On Wed, Sep 30, 2020 at 08:26:26AM -0700, Shakeel Butt wrote:
> On Mon, Sep 28, 2020 at 2:03 PM Johannes Weiner <hannes@cmpxchg.org> wrote:
> > Workloads may not
> > allocate anything for hours, and then suddenly allocate gigabytes
> > within seconds. A sudden onset of streaming reads through the
> > filesystem could destroy the workingset measurements, whereas a limit
> > would catch it and do drop-behind (and thus workingset sampling) at
> > the exact rate of allocations.
> >
> > Again I believe something that may be doable as a hyperscale operator,
> > but likely too fragile to get wider applications beyond that.
> >
> > My take is that a proactive reclaim feature, whose goal is never to
> > thrash or punish but to keep the LRUs warm and the workingset trimmed,
> > would ideally have:
> >
> > - a pressure or size target specified by userspace but with
> >   enforcement driven inside the kernel from the allocation path
> >
> > - the enforcement work NOT be done synchronously by the workload
> >   (something I'd argue we want for *all* memory limits)
> >
> > - the enforcement work ACCOUNTED to the cgroup, though, since it's the
> >   cgroup's memory allocations causing the work (again something I'd
> >   argue we want in general)
> 
> For this point I think we want more flexibility to control the
> resources we want to dedicate for proactive reclaim. One particular
> example from our production is the batch jobs with high memory
> footprint. These jobs don't have enough CPU quota but we do want to
> proactively reclaim from them. We would prefer to dedicate some amount
> of CPU to proactively reclaim from them independent of their own CPU
> quota.

Would it not work to add headroom for this reclaim overhead to the CPU
quota of the job?

The reason I'm asking is because reclaim is only one side of the
proactive reclaim medal.

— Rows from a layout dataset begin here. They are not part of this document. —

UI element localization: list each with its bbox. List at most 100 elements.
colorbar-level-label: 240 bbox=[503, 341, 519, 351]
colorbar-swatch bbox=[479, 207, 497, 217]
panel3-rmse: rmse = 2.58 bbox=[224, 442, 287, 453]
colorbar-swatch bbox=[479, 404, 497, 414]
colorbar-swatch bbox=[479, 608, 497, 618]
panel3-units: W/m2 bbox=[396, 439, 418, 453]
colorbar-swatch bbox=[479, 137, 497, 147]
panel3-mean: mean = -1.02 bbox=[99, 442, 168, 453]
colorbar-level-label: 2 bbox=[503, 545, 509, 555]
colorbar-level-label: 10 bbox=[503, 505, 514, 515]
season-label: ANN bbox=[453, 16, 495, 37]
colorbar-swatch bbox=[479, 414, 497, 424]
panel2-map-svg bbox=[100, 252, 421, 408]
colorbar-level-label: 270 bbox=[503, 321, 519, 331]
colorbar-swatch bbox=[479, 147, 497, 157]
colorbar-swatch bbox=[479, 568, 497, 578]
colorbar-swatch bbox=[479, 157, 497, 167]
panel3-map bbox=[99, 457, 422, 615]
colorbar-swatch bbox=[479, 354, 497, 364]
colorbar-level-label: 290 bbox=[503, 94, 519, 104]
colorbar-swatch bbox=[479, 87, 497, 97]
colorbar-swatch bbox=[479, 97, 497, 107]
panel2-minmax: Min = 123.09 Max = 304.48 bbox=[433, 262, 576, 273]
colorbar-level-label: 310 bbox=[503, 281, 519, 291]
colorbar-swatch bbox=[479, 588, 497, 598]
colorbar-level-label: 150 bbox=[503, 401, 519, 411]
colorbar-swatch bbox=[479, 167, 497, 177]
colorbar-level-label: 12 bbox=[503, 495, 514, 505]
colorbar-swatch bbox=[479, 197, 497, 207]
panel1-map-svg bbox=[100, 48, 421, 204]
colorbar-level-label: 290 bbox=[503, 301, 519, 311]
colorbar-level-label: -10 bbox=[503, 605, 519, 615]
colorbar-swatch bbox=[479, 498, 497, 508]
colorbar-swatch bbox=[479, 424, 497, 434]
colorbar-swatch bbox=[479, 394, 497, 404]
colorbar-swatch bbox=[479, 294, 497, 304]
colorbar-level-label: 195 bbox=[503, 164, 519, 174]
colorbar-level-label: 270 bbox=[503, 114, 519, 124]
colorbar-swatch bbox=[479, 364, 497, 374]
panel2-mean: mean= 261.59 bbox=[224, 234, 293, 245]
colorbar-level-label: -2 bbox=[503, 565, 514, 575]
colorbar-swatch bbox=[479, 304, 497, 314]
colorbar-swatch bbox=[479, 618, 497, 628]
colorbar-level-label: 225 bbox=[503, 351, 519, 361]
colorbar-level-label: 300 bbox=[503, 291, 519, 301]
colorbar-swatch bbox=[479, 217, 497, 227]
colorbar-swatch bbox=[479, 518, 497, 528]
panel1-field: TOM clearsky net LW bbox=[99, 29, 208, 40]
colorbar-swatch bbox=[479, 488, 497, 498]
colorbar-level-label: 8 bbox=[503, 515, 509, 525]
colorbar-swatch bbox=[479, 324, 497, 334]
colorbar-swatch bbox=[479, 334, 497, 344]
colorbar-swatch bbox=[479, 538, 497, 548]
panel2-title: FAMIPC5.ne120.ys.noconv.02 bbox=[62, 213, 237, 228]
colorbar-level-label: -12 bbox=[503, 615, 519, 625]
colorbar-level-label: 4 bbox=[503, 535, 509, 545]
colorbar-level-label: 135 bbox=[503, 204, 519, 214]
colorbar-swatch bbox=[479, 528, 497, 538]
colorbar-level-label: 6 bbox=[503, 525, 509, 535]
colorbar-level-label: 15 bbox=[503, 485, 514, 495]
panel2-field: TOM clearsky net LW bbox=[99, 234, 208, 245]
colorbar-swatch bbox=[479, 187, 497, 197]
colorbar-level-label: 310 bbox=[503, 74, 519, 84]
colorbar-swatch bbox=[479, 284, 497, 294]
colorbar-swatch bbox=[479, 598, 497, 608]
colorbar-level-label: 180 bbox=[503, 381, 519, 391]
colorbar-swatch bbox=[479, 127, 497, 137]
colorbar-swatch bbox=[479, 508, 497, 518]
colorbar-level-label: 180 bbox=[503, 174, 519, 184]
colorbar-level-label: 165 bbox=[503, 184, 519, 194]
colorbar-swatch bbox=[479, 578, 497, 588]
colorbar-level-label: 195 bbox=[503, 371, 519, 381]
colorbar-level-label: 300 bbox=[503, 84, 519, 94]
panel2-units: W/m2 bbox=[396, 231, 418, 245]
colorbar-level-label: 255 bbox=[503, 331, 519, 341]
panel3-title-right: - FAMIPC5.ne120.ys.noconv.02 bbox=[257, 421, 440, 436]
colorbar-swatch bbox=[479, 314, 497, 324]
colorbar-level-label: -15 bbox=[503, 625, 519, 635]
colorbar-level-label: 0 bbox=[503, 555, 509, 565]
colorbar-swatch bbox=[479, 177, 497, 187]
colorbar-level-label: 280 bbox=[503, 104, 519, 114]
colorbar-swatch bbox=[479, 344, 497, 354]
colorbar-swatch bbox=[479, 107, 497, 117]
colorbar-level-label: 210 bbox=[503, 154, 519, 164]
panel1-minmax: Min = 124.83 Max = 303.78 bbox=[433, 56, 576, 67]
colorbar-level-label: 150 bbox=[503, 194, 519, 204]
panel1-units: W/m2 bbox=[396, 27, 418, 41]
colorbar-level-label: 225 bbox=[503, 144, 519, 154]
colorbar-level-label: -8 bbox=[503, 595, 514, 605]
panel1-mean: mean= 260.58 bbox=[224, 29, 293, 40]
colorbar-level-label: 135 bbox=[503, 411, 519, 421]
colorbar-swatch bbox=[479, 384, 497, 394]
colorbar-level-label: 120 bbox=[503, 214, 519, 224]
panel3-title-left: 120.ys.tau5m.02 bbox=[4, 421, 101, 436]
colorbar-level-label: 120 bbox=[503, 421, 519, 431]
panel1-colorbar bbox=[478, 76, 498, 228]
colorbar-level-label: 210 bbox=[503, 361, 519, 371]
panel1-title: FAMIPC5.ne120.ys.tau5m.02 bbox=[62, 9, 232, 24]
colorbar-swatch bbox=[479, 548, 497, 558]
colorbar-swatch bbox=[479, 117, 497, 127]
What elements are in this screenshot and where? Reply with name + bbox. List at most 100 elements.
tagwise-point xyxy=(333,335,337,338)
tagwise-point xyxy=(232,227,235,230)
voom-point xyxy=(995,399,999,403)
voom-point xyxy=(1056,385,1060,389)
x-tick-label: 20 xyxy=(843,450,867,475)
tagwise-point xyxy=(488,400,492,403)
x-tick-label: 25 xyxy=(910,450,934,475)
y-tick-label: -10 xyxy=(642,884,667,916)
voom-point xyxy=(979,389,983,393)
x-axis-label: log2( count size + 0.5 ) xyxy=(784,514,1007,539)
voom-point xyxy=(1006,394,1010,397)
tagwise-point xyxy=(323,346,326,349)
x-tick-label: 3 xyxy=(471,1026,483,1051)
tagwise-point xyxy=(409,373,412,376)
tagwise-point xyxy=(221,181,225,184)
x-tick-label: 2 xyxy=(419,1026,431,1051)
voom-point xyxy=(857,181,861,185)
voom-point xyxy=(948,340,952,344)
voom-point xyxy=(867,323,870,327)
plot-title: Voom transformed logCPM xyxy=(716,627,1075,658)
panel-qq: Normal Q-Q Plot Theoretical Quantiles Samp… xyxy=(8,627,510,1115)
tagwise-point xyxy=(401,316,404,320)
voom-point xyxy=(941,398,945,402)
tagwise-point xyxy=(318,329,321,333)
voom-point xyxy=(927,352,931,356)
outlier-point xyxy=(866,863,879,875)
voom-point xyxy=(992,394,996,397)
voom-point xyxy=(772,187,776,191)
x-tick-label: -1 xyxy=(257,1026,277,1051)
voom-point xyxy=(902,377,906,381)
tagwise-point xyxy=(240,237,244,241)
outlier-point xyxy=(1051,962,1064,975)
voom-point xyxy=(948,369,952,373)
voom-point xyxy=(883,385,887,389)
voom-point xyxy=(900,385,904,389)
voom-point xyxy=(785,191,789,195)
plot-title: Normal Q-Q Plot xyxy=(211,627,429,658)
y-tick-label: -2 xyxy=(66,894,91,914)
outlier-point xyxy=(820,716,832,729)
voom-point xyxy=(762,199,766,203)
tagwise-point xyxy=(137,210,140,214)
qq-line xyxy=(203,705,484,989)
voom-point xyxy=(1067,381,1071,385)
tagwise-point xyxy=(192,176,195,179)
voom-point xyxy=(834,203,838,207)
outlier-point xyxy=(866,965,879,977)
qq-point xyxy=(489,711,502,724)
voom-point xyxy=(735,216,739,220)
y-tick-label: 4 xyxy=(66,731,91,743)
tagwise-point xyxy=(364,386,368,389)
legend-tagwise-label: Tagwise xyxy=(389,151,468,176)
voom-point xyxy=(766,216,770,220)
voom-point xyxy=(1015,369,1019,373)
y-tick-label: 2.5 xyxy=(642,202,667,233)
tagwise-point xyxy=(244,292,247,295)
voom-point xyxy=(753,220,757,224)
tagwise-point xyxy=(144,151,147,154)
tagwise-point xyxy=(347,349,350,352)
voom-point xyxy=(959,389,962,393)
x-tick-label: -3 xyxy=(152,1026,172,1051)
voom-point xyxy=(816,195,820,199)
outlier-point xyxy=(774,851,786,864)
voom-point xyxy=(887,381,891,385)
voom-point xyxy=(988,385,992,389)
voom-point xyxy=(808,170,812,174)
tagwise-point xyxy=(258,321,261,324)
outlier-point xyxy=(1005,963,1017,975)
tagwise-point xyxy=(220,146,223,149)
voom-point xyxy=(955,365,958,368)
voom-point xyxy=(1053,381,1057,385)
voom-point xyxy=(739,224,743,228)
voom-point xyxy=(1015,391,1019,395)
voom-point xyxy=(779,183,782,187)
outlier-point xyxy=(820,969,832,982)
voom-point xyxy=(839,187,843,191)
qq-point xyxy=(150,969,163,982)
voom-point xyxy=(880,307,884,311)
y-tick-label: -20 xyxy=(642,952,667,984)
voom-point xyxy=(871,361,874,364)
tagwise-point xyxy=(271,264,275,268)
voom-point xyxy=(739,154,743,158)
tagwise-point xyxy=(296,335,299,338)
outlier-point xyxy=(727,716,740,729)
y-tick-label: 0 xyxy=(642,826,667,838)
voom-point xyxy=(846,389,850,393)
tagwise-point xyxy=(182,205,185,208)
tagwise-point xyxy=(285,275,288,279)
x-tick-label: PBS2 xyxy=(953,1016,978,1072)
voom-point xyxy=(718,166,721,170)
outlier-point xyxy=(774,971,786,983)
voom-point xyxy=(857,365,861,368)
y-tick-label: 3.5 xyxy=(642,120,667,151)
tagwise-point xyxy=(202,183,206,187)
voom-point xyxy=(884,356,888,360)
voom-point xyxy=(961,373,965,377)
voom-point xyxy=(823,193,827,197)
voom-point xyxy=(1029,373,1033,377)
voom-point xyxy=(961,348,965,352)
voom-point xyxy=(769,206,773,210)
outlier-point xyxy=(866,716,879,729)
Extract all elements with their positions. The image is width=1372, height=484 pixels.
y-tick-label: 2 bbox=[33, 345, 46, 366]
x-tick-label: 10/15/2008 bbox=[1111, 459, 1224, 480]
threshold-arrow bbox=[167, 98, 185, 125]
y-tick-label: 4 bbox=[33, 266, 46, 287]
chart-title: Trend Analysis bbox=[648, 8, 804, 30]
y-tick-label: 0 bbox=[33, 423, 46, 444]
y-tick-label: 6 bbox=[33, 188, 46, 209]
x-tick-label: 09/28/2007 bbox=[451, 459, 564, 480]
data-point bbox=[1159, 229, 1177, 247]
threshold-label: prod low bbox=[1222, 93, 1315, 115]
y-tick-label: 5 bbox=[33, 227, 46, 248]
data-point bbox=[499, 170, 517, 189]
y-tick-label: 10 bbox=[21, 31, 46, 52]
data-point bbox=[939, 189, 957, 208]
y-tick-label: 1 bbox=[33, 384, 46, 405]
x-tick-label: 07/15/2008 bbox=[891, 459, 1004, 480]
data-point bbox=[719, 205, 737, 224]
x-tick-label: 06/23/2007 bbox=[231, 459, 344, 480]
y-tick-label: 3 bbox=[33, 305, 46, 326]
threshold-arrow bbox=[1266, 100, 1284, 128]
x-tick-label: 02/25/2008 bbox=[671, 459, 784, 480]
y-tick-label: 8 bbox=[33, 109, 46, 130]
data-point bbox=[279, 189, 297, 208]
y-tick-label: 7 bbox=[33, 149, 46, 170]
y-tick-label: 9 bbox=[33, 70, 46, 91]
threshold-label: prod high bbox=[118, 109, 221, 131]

The other side is taking faults and having to
do IO and/or decompression (zswap, compressed btrfs) on the workload
side. And that part is unavoidably consuming CPU and IO quota of the
workload. So I wonder how much this can generally be separated out.

It's certainly something we've been thinking about as well. Currently,
because we use memory.high, we have all the reclaim work being done by
a privileged daemon outside the cgroup, and the workload pressure only
stems from the refault side.

But that means a workload is consuming privileged CPU cycles, and the
amount varies depending on the memory access patterns - how many
rotations the reclaim scanner is doing etc.

So I do wonder whether this "cost of business" of running a workload
with a certain memory footprint should be accounted to the workload
itself. Because at the end of the day, the CPU you have available will
dictate how much memory you need, and both of these axes affect how
you can schedule this job in a shared compute pool. Do neighboring
jobs on the same host leave you either the memory for your colder
pages, or the CPU (and IO) to trim them off?

For illustration, compare extreme examples of this.

	A) A workload that has its executable/libraries and a fixed
	   set of hot heap pages. Proactive reclaim will be relatively
	   slow and cheap - a couple of deactivations/rotations.

	B) A workload that does high-speed streaming IO and generates
	   a lot of drop-behind cache; or a workload that has a huge
	   virtual anon set with lots of allocations and MADV_FREEing
	   going on. Proactive reclaim will be fast and expensive.

Even at the same memory target size, these two types of jobs have very
different requirements toward the host environment they can run on.

It seems to me that this is cost that should be captured in the job's
overall resource footprint.